ADEUS, ANTONIO TABUCCHI!
Meu querido Antonio: lembras-te do dia em que me telefonaste, urgente e aflito, para que fosse ter contigo a tua casa? Precisavas de um conselho meu. E de comer comigo. E de estar em silêncio, se fosse preciso. Ou de te irares dando um murro na mesa contra o mundo ultrajado da mesquinhez, da mediocridade, do puro oportunismo. Eras um escritor de causas, como hoje há poucos. Atento como um lobo à classe política do teu país, a Itália, que, dizias tu, “todos os dias perde a alma e nem sempre a recupera no dia seguinte”.

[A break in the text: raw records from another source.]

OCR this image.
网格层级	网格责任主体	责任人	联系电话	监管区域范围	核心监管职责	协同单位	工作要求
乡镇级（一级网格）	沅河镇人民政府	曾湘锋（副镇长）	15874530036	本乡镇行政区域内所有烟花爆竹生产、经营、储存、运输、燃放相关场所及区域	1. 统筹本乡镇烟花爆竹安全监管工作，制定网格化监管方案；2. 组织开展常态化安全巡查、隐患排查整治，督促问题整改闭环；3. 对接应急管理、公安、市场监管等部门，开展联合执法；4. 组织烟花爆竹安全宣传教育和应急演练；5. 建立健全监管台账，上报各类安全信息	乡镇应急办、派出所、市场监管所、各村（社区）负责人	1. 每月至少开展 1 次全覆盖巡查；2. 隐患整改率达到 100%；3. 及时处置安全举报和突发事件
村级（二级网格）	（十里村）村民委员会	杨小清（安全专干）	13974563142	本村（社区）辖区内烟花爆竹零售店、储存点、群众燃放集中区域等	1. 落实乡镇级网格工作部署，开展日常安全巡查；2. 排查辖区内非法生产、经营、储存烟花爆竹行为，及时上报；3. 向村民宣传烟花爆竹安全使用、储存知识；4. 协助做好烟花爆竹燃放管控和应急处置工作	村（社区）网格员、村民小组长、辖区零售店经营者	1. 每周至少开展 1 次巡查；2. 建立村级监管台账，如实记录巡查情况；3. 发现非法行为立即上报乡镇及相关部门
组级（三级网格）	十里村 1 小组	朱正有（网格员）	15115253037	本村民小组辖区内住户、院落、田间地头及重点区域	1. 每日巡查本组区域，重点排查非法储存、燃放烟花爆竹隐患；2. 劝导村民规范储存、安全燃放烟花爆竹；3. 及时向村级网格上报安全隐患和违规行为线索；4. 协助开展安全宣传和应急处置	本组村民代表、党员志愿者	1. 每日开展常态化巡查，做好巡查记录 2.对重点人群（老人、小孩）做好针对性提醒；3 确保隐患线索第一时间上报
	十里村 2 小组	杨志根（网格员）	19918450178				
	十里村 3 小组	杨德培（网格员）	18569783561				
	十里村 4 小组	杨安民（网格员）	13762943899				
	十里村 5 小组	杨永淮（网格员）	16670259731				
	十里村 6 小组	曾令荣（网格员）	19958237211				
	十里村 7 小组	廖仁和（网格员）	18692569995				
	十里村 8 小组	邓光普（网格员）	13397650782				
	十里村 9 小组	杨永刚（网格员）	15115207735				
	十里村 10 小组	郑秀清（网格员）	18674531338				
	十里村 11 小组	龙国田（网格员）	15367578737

(Podia evocar dezenas de momentos, encontros, telefonemas, coisas ditas por escrito, a tua casa portuguesa, os teus incitamentos, a fraternidade do teu braço no meu ombro – mas isso faz parte da nossa reserva, e continuará entre nós).
E lembras-te do nosso encontro em Madrid, no Instituto Italiano, logo após te teres reformado, com a Maria José (sempre tão bela, amável, tão portuguesa, que fez de ti um português em duplo, como só o podem ser os estrangeiros que põem o coração nas mãos da suas mulheres e assim o entregam também a Portugal – e foi o que tu fizeste!).
É a surpresa e a dor da tua morte, na notícia brutal que acabo de ler. Vou reler-te do princípio ao fim de todos os teus livros belos e pequenos e poéticos e extraordinários livros. Vou sonhar contigo em português. E vou pedir aos teus compatriotas portugueses (porque também eras nosso, Antonio, e por vontade expressa tua) – que te ouçam de novo voltando a ler-te; que te leiam para te amarem como tu sempre o fizeste connosco. Ninguém perde de vez aqueles que em nós se continuam. Este é apenas um breve longo adeus, querido Antonio Tabucchi! Este ano, não sei se notaste, os pássaros não se foram embora. Julgava eu que era porque o Inverno não existiu e que eles se haviam equivocado com esta Primavera a si estranha no tempo, nas árvores e nas aves. Afinal, ficaram por ti, e agora vão levar-te, no meio dos seus bandos, a atravessar “O Fio do Horizonte”. Entrega-te, pois, às aves. (Como escreveu Julian Barnes, “as aves são sempre de fiar”). Tu serás sempre, Antonio, a nossa Primavera que há-de vir.